My pet peeve is two step verification. When I check my Spectrum email now, I put in my password then they require me to receive a code by phone or email. I suppose it's to protect me, but my computer has a PIN, and nobody knows it except me and my DIL.

This just started recently. I don't remember asking for it. It's not earth shatteringly important, but it is annoying.
The only places I have that requires it are medical providers and my financial institutions. I don't mind it in these instances. There are others I use that offer it (Amazon pesters you for it), and a couple I think are considering requiring it. I'm on a huge forum that is considering it. The majority of members said they would not be back if it happened. The concern is that nobody's database is perfectly secure, and it will stink bad enough that hackers would have my name, my address and my email address. I do not want then having my cell number.
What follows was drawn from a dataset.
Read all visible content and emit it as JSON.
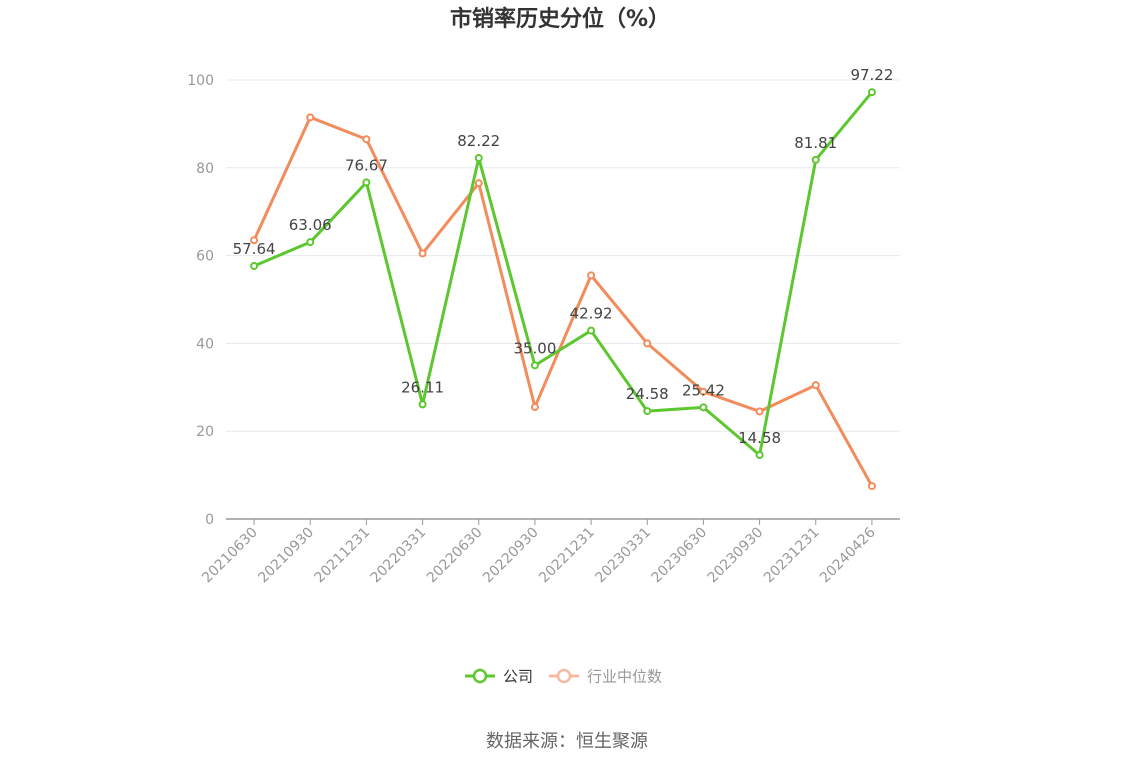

Honestly, if my email provider offered it, I would use a different service. But lots of places are making this mandatory. Eventually we will not be able to avoid it. There are already hacking train wrecks. This will make them worse.
 
When I check my Spectrum email now, I put in my password then they require me to receive a code by phone or email.
I have Spectrum too, and I have the same thing. If you have memory problems like I do, put all your passwords, etc., or anything else that is important that you might forget in a text file, on a portable USB drive that is not always plugged in. Thieves can steal something from your computer that is not on your computer...
 
According to Gemini my AI .... when asked about them being military he said this:
Yes, the United States Coast Guard (USCG) is absolutely considered a military branch.
It is one of the six branches of the U.S. Armed Forces (alongside the Army, Navy, Marine Corps, Air Force, and Space Force). However, it is unique because it is the only military branch that does not reside within the Department of Defense during peacetime.

Much more but this I guess answers the question
If you rely on AI for answers, you may find out all kinds of other stuff. Is the Border Patrol military also? They don't have boats but they have guns and stuff. I still believe the Coast Guard's main mission is not to blow stuff up and kill people. If you so believe, then what can I say? I am guessing you were a Coastie of are somehow associated with them, right?